Non sappiamo davvero se Marler fosse serio, o se si fosse semplicemente fatto una bella risata lanciando un osso al branco desideroso di combattere, su dette reti. Ha invocato la seconda opzione, pochi minuti dopo, e “il desiderio di suscitare interesse prima di una grande partita di rugby”, quando torrenti di insulti hanno inondato i suoi account. Troppo tardi: dalla scintilla è nato un incendio, dove il ministro dello Sport neozelandese si è permesso addirittura di rispondere alla provocazione con l'invettiva: “Ho incontrato alcuni pilastri con un quoziente intellettivo alto, ma pochissimi. Forse è questo il tema…” . Quindi immagina.

Lungi dal dare un simile giudizio di valore intellettuale sulle ceneri di una semplice parola, buona o cattiva, abbiamo quindi guardato il problema al contrario. Poniamoci la domanda per due minuti: è opportuno abolire la Haka, o meglio, dare alle nazioni del Pacifico il diritto di praticare questo rito, prima delle partite internazionali di rugby?

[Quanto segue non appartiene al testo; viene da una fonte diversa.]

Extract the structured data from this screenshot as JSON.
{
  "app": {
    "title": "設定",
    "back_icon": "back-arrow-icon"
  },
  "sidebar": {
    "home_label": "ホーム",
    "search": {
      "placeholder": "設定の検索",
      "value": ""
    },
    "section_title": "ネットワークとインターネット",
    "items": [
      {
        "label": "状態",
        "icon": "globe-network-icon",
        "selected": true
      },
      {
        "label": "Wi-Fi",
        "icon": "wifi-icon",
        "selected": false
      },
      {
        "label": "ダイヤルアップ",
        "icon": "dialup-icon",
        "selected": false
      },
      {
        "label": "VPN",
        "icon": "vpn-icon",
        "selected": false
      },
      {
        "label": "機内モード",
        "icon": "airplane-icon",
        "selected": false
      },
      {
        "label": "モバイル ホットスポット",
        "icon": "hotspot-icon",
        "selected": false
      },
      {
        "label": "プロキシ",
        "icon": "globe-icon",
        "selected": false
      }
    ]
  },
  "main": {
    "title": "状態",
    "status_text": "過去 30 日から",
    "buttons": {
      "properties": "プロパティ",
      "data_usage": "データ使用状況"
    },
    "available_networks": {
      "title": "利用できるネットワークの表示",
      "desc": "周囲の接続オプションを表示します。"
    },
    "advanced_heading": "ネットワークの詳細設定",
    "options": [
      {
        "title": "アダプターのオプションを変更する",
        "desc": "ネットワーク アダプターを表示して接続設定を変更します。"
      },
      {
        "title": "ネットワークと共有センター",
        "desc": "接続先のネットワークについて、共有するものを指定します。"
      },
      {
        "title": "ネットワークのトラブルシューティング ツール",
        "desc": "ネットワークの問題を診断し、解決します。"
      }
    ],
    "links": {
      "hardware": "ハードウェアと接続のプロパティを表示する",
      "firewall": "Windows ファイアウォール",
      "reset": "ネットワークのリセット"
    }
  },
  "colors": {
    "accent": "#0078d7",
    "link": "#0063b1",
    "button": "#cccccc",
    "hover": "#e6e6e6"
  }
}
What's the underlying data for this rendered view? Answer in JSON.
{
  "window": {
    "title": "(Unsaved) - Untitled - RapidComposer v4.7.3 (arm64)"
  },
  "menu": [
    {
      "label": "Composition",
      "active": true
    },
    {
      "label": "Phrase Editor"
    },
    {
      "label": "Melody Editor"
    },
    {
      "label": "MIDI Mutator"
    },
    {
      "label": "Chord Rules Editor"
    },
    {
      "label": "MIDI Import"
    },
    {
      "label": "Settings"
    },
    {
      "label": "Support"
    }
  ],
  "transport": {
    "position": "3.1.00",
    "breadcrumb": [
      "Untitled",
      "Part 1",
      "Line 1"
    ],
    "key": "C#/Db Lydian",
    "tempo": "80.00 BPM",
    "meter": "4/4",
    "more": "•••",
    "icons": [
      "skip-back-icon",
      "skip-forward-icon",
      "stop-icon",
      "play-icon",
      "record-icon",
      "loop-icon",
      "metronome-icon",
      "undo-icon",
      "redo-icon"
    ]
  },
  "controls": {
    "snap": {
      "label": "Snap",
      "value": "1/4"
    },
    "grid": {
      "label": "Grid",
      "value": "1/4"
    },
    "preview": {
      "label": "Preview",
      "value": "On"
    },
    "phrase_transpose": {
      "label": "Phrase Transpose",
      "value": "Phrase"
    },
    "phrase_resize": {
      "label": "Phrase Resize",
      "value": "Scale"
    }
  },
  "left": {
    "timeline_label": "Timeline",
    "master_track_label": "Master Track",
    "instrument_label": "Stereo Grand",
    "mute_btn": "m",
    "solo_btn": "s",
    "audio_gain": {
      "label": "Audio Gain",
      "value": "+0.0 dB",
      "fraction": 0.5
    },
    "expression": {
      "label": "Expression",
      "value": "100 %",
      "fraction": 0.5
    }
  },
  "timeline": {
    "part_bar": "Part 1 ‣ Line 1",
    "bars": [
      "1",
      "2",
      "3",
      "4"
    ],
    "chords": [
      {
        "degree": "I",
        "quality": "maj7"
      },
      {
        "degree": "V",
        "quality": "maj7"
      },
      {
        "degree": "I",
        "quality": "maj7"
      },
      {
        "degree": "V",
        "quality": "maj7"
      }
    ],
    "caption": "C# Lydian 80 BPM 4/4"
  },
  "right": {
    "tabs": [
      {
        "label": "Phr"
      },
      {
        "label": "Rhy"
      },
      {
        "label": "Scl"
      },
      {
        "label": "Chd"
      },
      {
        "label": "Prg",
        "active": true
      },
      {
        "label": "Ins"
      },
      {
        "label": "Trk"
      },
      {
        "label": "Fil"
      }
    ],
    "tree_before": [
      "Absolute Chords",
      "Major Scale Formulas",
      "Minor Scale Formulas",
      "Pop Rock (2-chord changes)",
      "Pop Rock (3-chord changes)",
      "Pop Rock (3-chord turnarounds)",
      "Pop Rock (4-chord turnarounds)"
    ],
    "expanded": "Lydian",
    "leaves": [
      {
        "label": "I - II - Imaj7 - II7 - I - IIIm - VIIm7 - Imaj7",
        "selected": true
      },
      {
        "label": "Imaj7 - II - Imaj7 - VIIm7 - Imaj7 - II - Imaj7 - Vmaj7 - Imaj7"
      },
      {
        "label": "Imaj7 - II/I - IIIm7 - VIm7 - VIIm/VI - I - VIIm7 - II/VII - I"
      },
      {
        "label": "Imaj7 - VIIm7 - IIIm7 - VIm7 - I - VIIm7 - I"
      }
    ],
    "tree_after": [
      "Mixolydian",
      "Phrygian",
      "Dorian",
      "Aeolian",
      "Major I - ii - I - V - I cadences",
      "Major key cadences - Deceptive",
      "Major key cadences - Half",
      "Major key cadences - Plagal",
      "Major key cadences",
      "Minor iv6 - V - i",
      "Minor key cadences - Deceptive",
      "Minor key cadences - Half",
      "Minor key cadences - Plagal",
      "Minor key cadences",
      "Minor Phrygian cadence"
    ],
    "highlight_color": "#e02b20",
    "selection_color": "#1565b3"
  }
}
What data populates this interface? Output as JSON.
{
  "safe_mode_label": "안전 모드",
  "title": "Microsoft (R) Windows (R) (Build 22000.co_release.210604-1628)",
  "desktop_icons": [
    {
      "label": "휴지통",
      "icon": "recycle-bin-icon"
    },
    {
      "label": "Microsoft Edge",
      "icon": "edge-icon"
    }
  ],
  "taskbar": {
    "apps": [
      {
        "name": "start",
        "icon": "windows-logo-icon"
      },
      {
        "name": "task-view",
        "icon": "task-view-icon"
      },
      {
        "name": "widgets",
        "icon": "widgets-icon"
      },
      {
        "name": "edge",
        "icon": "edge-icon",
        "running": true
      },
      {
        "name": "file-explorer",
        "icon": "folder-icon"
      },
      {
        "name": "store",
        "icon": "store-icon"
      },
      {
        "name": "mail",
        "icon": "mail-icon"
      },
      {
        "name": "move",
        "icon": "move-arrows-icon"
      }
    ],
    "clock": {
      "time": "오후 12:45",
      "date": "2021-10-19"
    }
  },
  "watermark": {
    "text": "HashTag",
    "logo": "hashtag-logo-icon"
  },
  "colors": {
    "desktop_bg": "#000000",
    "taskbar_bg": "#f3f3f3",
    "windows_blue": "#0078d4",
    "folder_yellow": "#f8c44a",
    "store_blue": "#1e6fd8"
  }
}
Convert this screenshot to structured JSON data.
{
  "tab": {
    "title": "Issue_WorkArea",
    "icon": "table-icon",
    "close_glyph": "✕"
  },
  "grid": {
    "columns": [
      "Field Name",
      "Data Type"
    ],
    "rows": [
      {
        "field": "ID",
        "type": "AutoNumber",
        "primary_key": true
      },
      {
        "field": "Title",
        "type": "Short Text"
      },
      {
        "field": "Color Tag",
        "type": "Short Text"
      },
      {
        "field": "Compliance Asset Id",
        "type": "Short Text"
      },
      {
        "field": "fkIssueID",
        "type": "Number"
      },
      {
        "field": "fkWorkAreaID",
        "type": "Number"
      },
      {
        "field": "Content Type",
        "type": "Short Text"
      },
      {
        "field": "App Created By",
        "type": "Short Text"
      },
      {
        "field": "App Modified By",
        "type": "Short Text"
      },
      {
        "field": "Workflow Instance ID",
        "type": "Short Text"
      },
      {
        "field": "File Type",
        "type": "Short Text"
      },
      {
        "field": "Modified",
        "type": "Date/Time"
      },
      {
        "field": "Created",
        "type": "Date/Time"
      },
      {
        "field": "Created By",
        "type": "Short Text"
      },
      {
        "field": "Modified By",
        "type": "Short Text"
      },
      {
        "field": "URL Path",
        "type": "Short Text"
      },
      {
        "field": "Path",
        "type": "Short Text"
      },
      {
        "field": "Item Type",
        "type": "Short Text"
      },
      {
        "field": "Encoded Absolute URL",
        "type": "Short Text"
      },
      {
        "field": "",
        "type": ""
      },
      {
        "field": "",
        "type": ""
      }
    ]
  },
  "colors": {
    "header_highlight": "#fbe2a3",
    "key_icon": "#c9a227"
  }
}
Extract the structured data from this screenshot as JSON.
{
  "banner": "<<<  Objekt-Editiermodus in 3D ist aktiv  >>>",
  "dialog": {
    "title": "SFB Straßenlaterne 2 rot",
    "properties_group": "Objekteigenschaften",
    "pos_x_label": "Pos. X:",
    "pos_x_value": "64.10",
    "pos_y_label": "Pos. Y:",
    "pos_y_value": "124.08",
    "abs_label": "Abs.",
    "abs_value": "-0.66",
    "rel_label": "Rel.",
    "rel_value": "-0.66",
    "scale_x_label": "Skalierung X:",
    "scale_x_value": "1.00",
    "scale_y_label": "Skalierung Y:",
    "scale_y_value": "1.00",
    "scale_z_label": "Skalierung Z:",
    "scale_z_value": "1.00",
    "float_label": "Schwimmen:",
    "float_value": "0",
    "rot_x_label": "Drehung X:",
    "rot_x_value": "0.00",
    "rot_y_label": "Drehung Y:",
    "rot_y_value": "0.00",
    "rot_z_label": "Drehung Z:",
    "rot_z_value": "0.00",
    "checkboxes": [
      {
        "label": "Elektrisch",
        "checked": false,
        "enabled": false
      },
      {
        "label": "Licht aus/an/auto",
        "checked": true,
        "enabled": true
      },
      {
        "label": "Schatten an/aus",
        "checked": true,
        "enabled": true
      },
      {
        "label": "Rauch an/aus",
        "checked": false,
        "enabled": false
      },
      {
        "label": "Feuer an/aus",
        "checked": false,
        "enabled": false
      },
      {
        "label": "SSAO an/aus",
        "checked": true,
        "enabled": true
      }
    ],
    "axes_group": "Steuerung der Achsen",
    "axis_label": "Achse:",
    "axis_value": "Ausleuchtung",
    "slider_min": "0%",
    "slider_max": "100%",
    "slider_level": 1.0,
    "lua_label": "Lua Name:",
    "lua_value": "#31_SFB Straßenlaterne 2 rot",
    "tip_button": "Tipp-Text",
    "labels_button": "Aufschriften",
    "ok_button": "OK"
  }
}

È una questione di equità che ci impegna qui. Quella di un diritto unilaterale, che spesso i neozelandesi hanno saputo sfruttare a proprio vantaggio. Parliamo di psicologia, di questo momento che appartiene a loro e riduce l'avversario al rango di spettatore, immobile e quasi vittima, pochi secondi prima dell'inizio dello stallo.

Ci abbiamo pensato, sì, all'idea che gli All Blacks usino la Haka per marcare la psiche dell'avversario prima ancora che la partita inizi, e che alla fine questo ha preso una piega piuttosto ingiusta. Ci abbiamo pensato e alla fine ci siamo detti che era davvero stupido. Perché non si va al rugby solo per vedere trenta corpi scontrarsi, ammirare qualche bel passaggio e, in una giornata fortunata, applaudire una ripartenza dal fondo della porta del trio Ntamack-Jaminet-Dupont. Veniamo tanto per tutto quello che c'è intorno, il folklore, la fraternità, la cultura.

Anche sceneggiata e “commercializzata”, la Haka non resta forse lo standard più bello di tutto questo? Questo sabato sera allo Stade de , francesi e neozelandesi si lanceranno anima e corpo in una battaglia feroce, che speriamo sia anche bella. Ma non è tutto: in giro, qualche centinaio di ragazzi, se hanno visto la partita, avranno soprattutto ammirato con gli occhi una Haka per la prima volta nella loro vita. Questo è ciò che conserveranno, soprattutto, come ricordo prezioso di questa partita. Questa è la parte del sogno. Questo è ciò che non devi assolutamente toccare.